Neutrino IR's design is inspired by the eBPF ISA, but we take a separation of output/input as most target GPU ISA has separated input/output.

For example, add in eBPF ISA is add dst, src;; aka dst += src but in Neutrino IR it is add out, in1, in2 aka out = in1 + in2 (you can also use add dst, dst, src for a similar semantic like eBPF ISA).

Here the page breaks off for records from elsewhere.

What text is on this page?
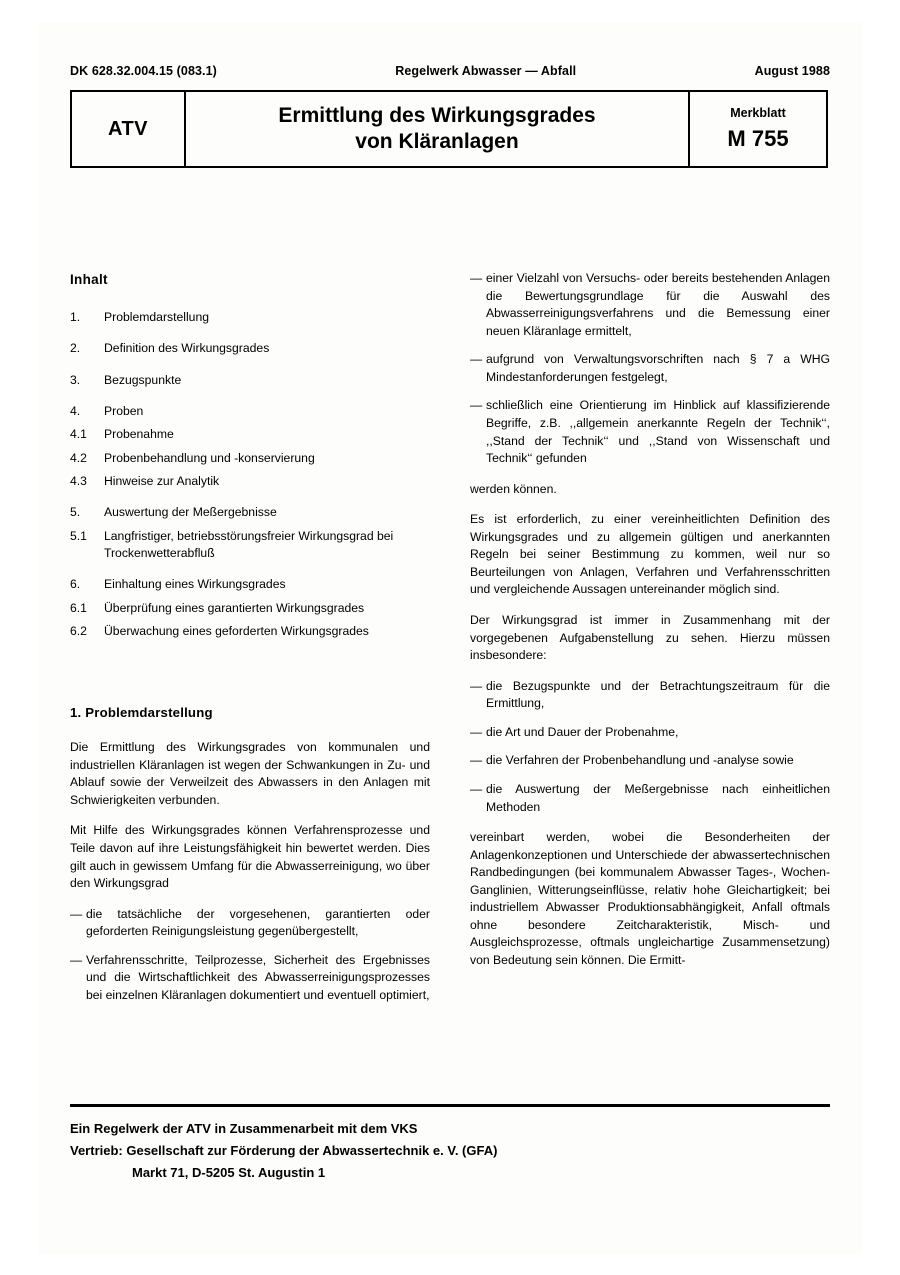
DK 628.32.004.15 (083.1)	Regelwerk Abwasser — Abfall	August 1988
ATV
Ermittlung des Wirkungsgrades
von Kläranlagen
Merkblatt
M 755
Inhalt
1.	Problemdarstellung
2.	Definition des Wirkungsgrades
3.	Bezugspunkte
4.	Proben
4.1	Probenahme
4.2	Probenbehandlung und -konservierung
4.3	Hinweise zur Analytik
5.	Auswertung der Meßergebnisse
5.1	Langfristiger, betriebsstörungsfreier Wirkungsgrad bei Trockenwetterabfluß
6.	Einhaltung eines Wirkungsgrades
6.1	Überprüfung eines garantierten Wirkungsgrades
6.2	Überwachung eines geforderten Wirkungsgrades
1. Problemdarstellung

Die Ermittlung des Wirkungsgrades von kommunalen und industriellen Kläranlagen ist wegen der Schwankungen in Zu- und Ablauf sowie der Verweilzeit des Abwassers in den Anlagen mit Schwierigkeiten verbunden.

Mit Hilfe des Wirkungsgrades können Verfahrensprozesse und Teile davon auf ihre Leistungsfähigkeit hin bewertet werden. Dies gilt auch in gewissem Umfang für die Abwasserreinigung, wo über den Wirkungsgrad

— die tatsächliche der vorgesehenen, garantierten oder geforderten Reinigungsleistung gegenübergestellt,
— Verfahrensschritte, Teilprozesse, Sicherheit des Ergebnisses und die Wirtschaftlichkeit des Abwasserreinigungsprozesses bei einzelnen Kläranlagen dokumentiert und eventuell optimiert,
— einer Vielzahl von Versuchs- oder bereits bestehenden Anlagen die Bewertungsgrundlage für die Auswahl des Abwasserreinigungsverfahrens und die Bemessung einer neuen Kläranlage ermittelt,
— aufgrund von Verwaltungsvorschriften nach § 7 a WHG Mindestanforderungen festgelegt,
— schließlich eine Orientierung im Hinblick auf klassifizierende Begriffe, z.B. ,,allgemein anerkannte Regeln der Technik‘‘, ,,Stand der Technik‘‘ und ,,Stand von Wissenschaft und Technik‘‘ gefunden

werden können.

Es ist erforderlich, zu einer vereinheitlichten Definition des Wirkungsgrades und zu allgemein gültigen und anerkannten Regeln bei seiner Bestimmung zu kommen, weil nur so Beurteilungen von Anlagen, Verfahren und Verfahrensschritten und vergleichende Aussagen untereinander möglich sind.

Der Wirkungsgrad ist immer in Zusammenhang mit der vorgegebenen Aufgabenstellung zu sehen. Hierzu müssen insbesondere:

— die Bezugspunkte und der Betrachtungszeitraum für die Ermittlung,
— die Art und Dauer der Probenahme,
— die Verfahren der Probenbehandlung und -analyse sowie
— die Auswertung der Meßergebnisse nach einheitlichen Methoden

vereinbart werden, wobei die Besonderheiten der Anlagenkonzeptionen und Unterschiede der abwassertechnischen Randbedingungen (bei kommunalem Abwasser Tages-, Wochen-Ganglinien, Witterungseinflüsse, relativ hohe Gleichartigkeit; bei industriellem Abwasser Produktionsabhängigkeit, Anfall oftmals ohne besondere Zeitcharakteristik, Misch- und Ausgleichsprozesse, oftmals ungleichartige Zusammensetzung) von Bedeutung sein können. Die Ermitt-

Ein Regelwerk der ATV in Zusammenarbeit mit dem VKS
Vertrieb: Gesellschaft zur Förderung der Abwassertechnik e. V. (GFA)
Markt 71, D-5205 St. Augustin 1
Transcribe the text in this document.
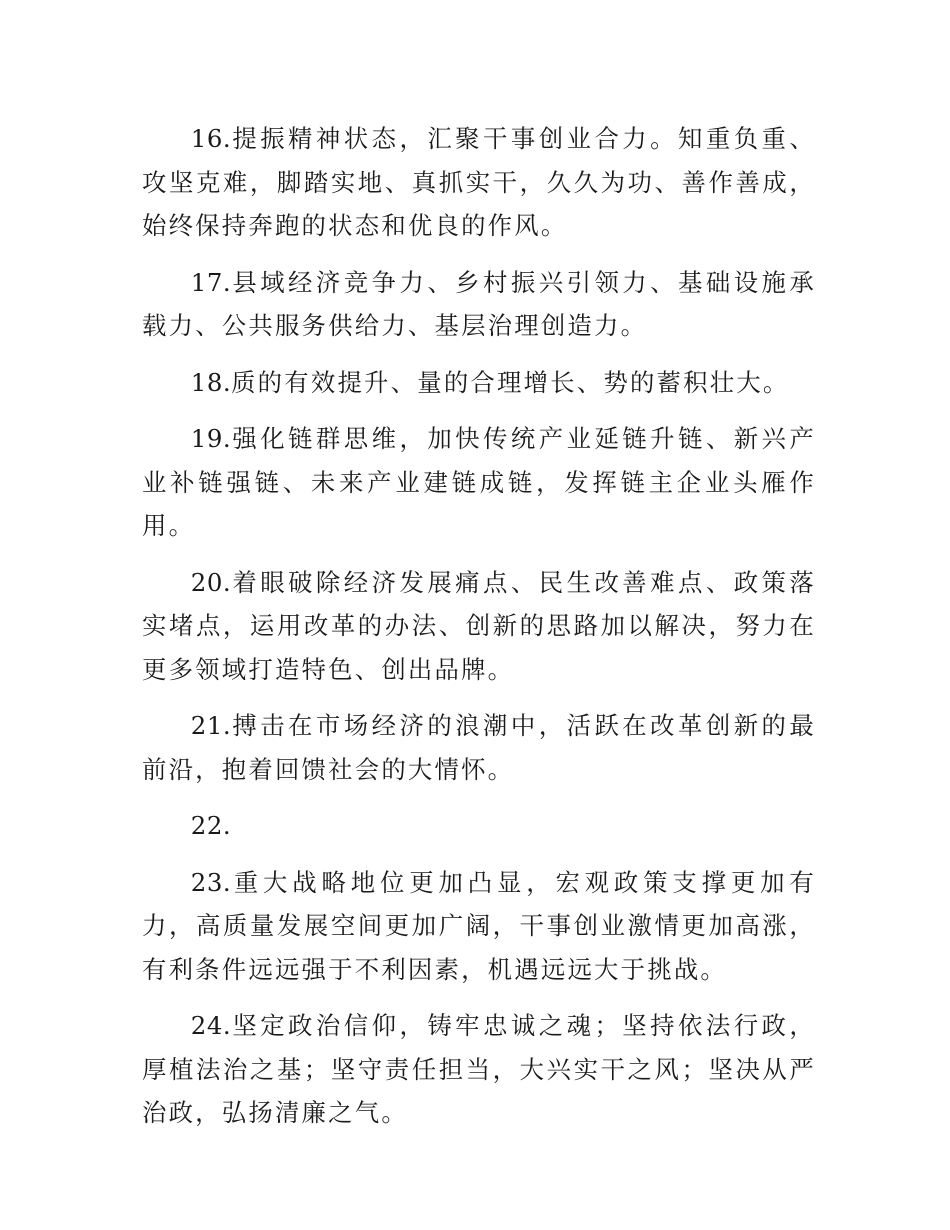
16.提振精神状态，汇聚干事创业合力。知重负重、攻坚克难，脚踏实地、真抓实干，久久为功、善作善成，始终保持奔跑的状态和优良的作风。

17.县域经济竞争力、乡村振兴引领力、基础设施承载力、公共服务供给力、基层治理创造力。

18.质的有效提升、量的合理增长、势的蓄积壮大。

19.强化链群思维，加快传统产业延链升链、新兴产业补链强链、未来产业建链成链，发挥链主企业头雁作用。

20.着眼破除经济发展痛点、民生改善难点、政策落实堵点，运用改革的办法、创新的思路加以解决，努力在更多领域打造特色、创出品牌。

21.搏击在市场经济的浪潮中，活跃在改革创新的最前沿，抱着回馈社会的大情怀。

22.

23.重大战略地位更加凸显，宏观政策支撑更加有力，高质量发展空间更加广阔，干事创业激情更加高涨，有利条件远远强于不利因素，机遇远远大于挑战。

24.坚定政治信仰，铸牢忠诚之魂；坚持依法行政，厚植法治之基；坚守责任担当，大兴实干之风；坚决从严治政，弘扬清廉之气。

Currently, as we works on Python, we encode every instruction to be list[str] where first item is instruction name and operands followed by, i.e., no binary format.

Special Operands

Other than standard registers, we plan to have following operands for better value profiling

Special OperandDescriptionNVIDIA PTXAMD GCNAsm
dstwill be replaced by destination
srcwill be replaced by source
outwill be replaced by output (mostly 1st operand)
in1will be replaced by 1st input
in2will be replaced by 2nd input
in3will be replaced by 3rd input
byteswill be replaced by inst width✅ (only ld/st/cp)

ALU Instructions

InstructionDescriptionNVIDIA PTXAMD GCNAsm
add, out, in1, in2out = in1 + in2
sub, out, in1, in2out = in1 - in2
mul, out, in1, in2out = in1 * in2
div, out, in1, in2out = in1 / in2
mod, out, in1, in2out = in1 % in2
lsh, out, in1, in2out = in1 << in2
rsh, out, in1, in2out = in1 >> in2
and, out, in1, in2out = in1 and in2
or, out, in1, in2out = in1 or in2
xor, out, in1, in2out = in1 ^ in2

TODO: Support add32 kind of 32bit ALU instructions

Memory Instructions

Due to stricter alignment requirements on GPU, we support limited memory instructions compared with standard eBPF semantics:

InstructionDescriptionNVIDIA PTXAMD GCNAsm
stw, addr, reg(u32)addr=reg
stdw, addr, reg(u64)addr=reg
ldw, addr, regreg=(u64)addr
lddw, addr, regreg=(u64)addr

Vectorized loading may be automatically (and implicitly) applied if backend find continuous saving opportunity.

Other Instructions

We support many other kind of instructions for profiling usage:

InstructionDescriptionNVIDIA PTXAMD GCNAsm
mov, out, inout = in
clock, outout = current clock
time, outout = current time
cuid, outout = compute uint id✅(smid)

We may also add supports for threadIdx and blockIdx.

Branch Instructions

Currently we don’t support branch instructions (like the early stage of eBPF) as existing security verifier is not complete enough for safe branching.